Las posiciones más duras las enarbolan los ultranacionalistas que se manifiestan desde hace semanas en el puerto de Ashdod, uno de los principales del país, o en Kerem Shalom. Tratan de impedir el paso de los camiones con ayuda humanitaria. Han logrado frenar algunos, lo que llevó el mes pasado a Antony Blinken, secretario de Estado de EE UU, el principal aliado de Israel, a recordar en Tel Aviv que el ataque de Hamás “no puede ser una licencia para deshumanizar a otros” y que “la abrumadora mayoría de gente en Gaza” son “madres, padres, hijos e hijas” que “no tuvieron nada que ver”. Las autoridades declararon a finales de enero el paso “zona militar cerrada” y las protestas ―consentidas sin excesos― se han convertido en una especie de juego del gato y el ratón. En una de ellas, uno de los manifestantes increpó al palestino que conducía uno de los camiones con la frase: “Yo soy el dueño del lugar; tú aquí eres un esclavo”.
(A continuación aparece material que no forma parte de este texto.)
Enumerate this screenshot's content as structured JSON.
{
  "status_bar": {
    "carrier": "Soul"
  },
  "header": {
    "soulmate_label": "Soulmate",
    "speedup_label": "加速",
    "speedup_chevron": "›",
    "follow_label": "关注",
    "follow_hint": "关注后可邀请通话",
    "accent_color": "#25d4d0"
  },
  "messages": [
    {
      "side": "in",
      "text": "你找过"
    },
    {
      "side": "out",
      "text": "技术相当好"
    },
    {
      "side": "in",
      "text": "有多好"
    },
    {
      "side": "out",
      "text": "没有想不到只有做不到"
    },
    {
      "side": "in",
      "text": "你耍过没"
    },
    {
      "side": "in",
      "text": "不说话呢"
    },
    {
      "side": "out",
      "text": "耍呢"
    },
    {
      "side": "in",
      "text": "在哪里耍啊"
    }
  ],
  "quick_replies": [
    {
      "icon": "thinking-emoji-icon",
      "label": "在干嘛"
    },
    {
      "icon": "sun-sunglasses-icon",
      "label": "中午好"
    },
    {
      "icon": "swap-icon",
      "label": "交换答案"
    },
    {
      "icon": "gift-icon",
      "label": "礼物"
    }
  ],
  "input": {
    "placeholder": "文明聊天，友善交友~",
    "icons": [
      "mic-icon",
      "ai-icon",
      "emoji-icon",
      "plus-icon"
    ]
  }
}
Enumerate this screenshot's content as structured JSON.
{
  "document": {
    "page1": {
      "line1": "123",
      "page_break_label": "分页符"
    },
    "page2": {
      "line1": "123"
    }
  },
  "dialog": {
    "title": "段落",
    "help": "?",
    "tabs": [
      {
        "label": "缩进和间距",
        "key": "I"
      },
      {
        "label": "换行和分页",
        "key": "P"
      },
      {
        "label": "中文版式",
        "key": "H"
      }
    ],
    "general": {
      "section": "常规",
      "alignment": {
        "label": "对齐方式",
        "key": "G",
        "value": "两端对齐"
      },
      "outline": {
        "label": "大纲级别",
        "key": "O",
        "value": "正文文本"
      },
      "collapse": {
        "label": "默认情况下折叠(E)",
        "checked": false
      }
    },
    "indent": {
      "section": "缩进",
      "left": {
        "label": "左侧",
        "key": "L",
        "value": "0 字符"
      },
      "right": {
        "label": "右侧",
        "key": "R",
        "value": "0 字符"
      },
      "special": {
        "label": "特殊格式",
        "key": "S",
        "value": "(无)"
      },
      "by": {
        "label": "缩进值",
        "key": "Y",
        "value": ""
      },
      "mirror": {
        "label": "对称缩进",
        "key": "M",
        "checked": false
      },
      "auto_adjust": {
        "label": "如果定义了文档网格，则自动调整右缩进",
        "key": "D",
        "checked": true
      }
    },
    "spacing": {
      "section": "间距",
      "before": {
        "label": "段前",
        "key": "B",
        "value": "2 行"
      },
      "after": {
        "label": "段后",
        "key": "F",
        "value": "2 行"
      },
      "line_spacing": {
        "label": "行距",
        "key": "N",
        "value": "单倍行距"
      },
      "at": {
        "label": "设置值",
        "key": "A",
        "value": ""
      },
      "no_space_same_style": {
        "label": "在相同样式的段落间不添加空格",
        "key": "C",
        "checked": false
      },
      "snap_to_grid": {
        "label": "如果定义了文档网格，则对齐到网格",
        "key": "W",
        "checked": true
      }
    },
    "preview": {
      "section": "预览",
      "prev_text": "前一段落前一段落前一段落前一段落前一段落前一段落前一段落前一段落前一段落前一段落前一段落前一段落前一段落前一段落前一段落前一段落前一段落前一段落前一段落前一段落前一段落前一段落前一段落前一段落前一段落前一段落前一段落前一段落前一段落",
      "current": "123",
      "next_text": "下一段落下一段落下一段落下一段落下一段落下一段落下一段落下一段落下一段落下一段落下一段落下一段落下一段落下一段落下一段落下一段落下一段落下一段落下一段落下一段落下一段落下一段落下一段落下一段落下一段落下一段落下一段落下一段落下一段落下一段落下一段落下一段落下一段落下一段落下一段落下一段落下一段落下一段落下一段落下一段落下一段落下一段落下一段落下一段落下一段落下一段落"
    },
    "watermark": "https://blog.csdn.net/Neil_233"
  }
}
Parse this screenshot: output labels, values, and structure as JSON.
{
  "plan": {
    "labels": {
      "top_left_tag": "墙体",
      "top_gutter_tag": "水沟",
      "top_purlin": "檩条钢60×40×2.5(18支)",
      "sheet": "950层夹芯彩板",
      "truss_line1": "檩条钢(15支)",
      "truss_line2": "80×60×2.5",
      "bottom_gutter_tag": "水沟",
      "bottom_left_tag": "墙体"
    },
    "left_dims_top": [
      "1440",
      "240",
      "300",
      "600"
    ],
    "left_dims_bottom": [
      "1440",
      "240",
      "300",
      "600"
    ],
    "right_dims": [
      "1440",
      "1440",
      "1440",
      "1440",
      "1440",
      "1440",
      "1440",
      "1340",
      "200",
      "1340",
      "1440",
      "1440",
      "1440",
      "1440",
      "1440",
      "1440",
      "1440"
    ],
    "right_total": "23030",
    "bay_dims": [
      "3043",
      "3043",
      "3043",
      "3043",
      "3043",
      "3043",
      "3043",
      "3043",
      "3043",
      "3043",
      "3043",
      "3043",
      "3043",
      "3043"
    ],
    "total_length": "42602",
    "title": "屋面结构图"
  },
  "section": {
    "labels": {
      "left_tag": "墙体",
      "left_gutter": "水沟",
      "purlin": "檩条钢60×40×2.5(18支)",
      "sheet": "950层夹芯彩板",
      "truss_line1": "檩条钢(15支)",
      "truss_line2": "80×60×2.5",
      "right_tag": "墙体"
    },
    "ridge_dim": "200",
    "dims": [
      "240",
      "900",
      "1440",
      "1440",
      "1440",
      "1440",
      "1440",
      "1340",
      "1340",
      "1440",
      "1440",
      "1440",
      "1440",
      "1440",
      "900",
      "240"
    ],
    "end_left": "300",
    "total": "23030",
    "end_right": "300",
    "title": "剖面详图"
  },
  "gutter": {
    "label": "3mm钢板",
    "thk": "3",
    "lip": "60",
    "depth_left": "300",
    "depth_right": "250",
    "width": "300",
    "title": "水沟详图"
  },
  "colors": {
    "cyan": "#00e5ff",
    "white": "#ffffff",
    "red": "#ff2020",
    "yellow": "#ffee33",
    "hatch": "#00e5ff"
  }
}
El puerto de Ashdod, uno de los escenarios de las protestas, es el punto natural de entrada de ayuda humanitaria para Gaza, y por donde lo hacía antes de la guerra. Para los israelíes hay diferencia entre ver la ayuda humanitaria atravesar su territorio o verla en televisión caer en Gaza en paracaídas o en el buque de la ONG española Open Arms, que inauguró el martes la ruta marítima al partir de Chipre. Se trata de unas 200 toneladas de alimentos de la organización humanitaria World Central Kitchen, fundada por el cocinero español José Andrés en Estados Unidos.
Hasta ahora casi toda la ayuda entra por Rafah o por Kerem Shalom y se distribuye en medio del caos generado por la invasión israelí: la policía del Gobierno de Hamás apenas controla ya zonas, pero los soldados israelíes tampoco protegen los cargamentos. Faltan camiones, seguridad y tanto multitudes hambrientas como mafias armadas los han asaltado. Israel culpa a la ONU de ineficiencia en la distribución. La ONU insiste en que la vía terrestre es fundamental para evitar una hambruna, de la que más de medio millón de gazatíes se encuentran “a un paso”. El Ministerio de Sanidad del Gobierno de Hamás en la Franja cifra en 27 los muertos en hospitales por inanición o desnutrición en las últimas semanas, 23 de ellos niños.
Ante las crecientes presiones, el ejército israelí anunció este martes “un proyecto piloto para impedir que Hamás se quede con la ayuda”: la entrada en Gaza de seis camiones del Programa Mundial de Alimentos de la ONU a través de un cruce en el norte de Gaza, la parte más desnutrida. Fue la primera vez en tres semanas en que el programa pudo entregar alimentos en la capital, para 24.000 personas, según informó. La Oficina de Asuntos Humanitarios de la ONU (OCHA, en sus siglas en inglés) asegura que las autoridades israelíes solo facilitaron un 25% de las misiones de ayuda del sur al norte de Gaza planificadas en febrero.